Am 29.11.2015, dem ersten Advent 2015, fand zum 50. Mal das Weihnachtsbaumanblasen in Stücken statt. Aus diesem Anlass wurde der Weihnachtsbaum auf dem ehemaligen Feuerlöschteich besonders festlich geschmückt. Gemeinsam mit den Kindern des Ortes bastelten Mitglieder und Freunde des Stückener Heimatvereins Sterne und Geschenkpakete. Alles wurde dann, zusammen mit einigen neuen Lichterketten, an den Baum gebracht. Ein Naseweis würde jetzt sagen:, „Der Baum erstrahlt in einem völlig neuen Bild!“ Recht hat er.

Um der Jubiläumsausgabe der Veranstaltung einen würdigen Rahmen zu geben, stellten die Mitglieder des Heimatvereins erstmals in der Geschichte des Weihnachtsbaumanblasens sechs Verkaufsstände zu einem kleinen Weihnachtsmarkt auf.
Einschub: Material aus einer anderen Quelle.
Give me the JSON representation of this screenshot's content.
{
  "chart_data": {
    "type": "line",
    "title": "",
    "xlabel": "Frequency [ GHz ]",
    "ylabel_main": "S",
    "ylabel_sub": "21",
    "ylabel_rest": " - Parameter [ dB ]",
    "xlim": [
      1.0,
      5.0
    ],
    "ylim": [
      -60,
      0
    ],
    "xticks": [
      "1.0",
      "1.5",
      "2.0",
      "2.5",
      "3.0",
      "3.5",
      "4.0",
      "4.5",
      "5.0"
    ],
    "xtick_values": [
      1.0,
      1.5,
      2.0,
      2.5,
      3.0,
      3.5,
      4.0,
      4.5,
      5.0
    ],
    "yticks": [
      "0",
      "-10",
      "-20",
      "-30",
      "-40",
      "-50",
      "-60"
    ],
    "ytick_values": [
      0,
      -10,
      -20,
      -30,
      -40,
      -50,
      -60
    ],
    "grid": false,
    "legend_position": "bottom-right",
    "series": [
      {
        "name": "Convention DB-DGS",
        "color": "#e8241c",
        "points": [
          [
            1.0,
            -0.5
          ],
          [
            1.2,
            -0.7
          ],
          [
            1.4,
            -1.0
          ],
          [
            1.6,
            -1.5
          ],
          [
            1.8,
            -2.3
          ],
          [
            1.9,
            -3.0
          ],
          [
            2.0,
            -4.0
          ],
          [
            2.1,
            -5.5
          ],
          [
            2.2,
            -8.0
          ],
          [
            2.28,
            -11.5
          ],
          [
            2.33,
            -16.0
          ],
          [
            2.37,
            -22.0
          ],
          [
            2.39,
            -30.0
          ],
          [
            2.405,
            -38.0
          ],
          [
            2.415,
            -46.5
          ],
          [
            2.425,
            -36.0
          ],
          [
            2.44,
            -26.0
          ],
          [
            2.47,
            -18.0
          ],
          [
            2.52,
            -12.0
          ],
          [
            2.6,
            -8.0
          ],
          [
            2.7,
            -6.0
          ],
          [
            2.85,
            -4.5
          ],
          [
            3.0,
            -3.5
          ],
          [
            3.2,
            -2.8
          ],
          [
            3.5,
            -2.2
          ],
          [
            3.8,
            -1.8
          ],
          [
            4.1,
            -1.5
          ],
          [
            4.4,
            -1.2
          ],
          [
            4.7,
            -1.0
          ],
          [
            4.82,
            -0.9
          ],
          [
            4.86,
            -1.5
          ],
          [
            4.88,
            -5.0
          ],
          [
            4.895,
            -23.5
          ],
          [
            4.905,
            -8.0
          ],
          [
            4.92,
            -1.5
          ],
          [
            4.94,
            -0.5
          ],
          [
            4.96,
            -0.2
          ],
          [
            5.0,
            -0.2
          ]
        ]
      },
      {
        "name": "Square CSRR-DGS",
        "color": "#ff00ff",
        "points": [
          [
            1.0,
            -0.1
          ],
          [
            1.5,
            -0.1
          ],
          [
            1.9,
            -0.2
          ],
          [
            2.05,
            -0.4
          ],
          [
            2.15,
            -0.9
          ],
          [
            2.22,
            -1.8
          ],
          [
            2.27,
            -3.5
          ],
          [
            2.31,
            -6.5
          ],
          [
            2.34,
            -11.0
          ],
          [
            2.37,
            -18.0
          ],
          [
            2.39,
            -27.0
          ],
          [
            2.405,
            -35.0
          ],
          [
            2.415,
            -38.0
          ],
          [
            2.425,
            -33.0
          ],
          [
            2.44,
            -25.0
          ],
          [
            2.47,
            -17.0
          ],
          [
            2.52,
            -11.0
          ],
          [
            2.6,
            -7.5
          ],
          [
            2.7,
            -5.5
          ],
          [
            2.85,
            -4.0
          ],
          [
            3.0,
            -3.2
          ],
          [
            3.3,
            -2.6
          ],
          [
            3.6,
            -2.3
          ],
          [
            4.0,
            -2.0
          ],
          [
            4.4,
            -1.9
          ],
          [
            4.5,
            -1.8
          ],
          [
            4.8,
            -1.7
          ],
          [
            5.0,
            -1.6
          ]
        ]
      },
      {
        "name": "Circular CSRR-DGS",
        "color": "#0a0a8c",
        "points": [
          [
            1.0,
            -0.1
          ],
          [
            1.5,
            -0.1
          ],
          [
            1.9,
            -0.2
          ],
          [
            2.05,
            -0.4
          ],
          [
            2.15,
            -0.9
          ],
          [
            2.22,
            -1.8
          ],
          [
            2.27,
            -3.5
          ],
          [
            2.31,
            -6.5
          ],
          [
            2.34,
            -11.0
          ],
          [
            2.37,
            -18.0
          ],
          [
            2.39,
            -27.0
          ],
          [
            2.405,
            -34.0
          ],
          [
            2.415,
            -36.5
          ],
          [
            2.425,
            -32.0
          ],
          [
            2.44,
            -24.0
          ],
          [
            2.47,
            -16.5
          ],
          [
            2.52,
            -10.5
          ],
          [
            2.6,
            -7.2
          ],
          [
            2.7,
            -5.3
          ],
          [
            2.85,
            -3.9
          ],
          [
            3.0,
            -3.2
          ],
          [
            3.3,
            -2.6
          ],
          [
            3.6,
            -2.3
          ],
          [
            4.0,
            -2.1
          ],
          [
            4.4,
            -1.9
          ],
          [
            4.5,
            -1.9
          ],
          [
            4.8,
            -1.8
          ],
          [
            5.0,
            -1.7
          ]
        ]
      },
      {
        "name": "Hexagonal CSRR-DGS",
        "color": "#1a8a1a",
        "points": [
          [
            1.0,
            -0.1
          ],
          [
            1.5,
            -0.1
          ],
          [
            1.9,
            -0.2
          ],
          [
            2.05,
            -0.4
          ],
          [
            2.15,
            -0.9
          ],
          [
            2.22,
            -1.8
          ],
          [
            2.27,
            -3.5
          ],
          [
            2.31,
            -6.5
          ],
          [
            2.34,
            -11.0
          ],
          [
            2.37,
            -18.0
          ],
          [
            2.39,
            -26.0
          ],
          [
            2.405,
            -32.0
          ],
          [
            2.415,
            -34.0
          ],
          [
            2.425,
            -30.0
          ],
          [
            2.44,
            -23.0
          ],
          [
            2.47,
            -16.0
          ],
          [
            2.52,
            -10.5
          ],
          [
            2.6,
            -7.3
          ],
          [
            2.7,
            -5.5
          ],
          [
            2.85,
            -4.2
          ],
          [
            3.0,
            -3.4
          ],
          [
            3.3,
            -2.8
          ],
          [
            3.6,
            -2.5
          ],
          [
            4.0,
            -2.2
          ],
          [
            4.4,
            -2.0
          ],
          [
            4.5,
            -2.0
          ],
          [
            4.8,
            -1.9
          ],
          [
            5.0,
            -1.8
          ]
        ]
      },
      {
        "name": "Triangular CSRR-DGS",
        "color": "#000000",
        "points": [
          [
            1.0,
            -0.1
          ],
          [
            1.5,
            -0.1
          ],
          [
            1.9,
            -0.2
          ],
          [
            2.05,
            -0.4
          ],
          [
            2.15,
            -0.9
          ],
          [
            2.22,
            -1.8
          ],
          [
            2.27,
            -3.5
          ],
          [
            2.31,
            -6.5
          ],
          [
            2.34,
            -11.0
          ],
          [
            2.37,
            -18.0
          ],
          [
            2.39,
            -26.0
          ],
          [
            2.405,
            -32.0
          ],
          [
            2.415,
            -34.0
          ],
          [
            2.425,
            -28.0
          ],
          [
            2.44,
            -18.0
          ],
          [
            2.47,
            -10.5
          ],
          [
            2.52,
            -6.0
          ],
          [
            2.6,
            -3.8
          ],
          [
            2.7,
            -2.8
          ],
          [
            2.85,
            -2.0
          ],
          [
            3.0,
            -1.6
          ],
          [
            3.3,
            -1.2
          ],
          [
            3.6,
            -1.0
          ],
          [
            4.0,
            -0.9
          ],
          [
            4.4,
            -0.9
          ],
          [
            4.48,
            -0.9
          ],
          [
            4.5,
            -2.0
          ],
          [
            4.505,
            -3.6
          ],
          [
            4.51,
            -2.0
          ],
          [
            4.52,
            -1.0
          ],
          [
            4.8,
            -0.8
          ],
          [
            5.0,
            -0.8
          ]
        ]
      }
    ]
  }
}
Um 17.00 Uhr ging es dann los mit dem Markttreiben. Der Förderverein der Feuerwehr organisierte hier selbstgebackene Quarkkeulchen, Waffeln und Grillwürste. Der Heimatverein bot Zuckerwatte, selbstgebackene Kekshäuschen und Glühwein an. Ein besonderes Highlight, für Kinder und für die erwachsen gewordenen Kinder, war die aufgestellte Feuerschale. Der Heimatverein bereitete Spieße und Teig vor, und jeder der mochte konnte sich über dem Feuer sein Stockbrot grillen. Es war ein voller Erfolg.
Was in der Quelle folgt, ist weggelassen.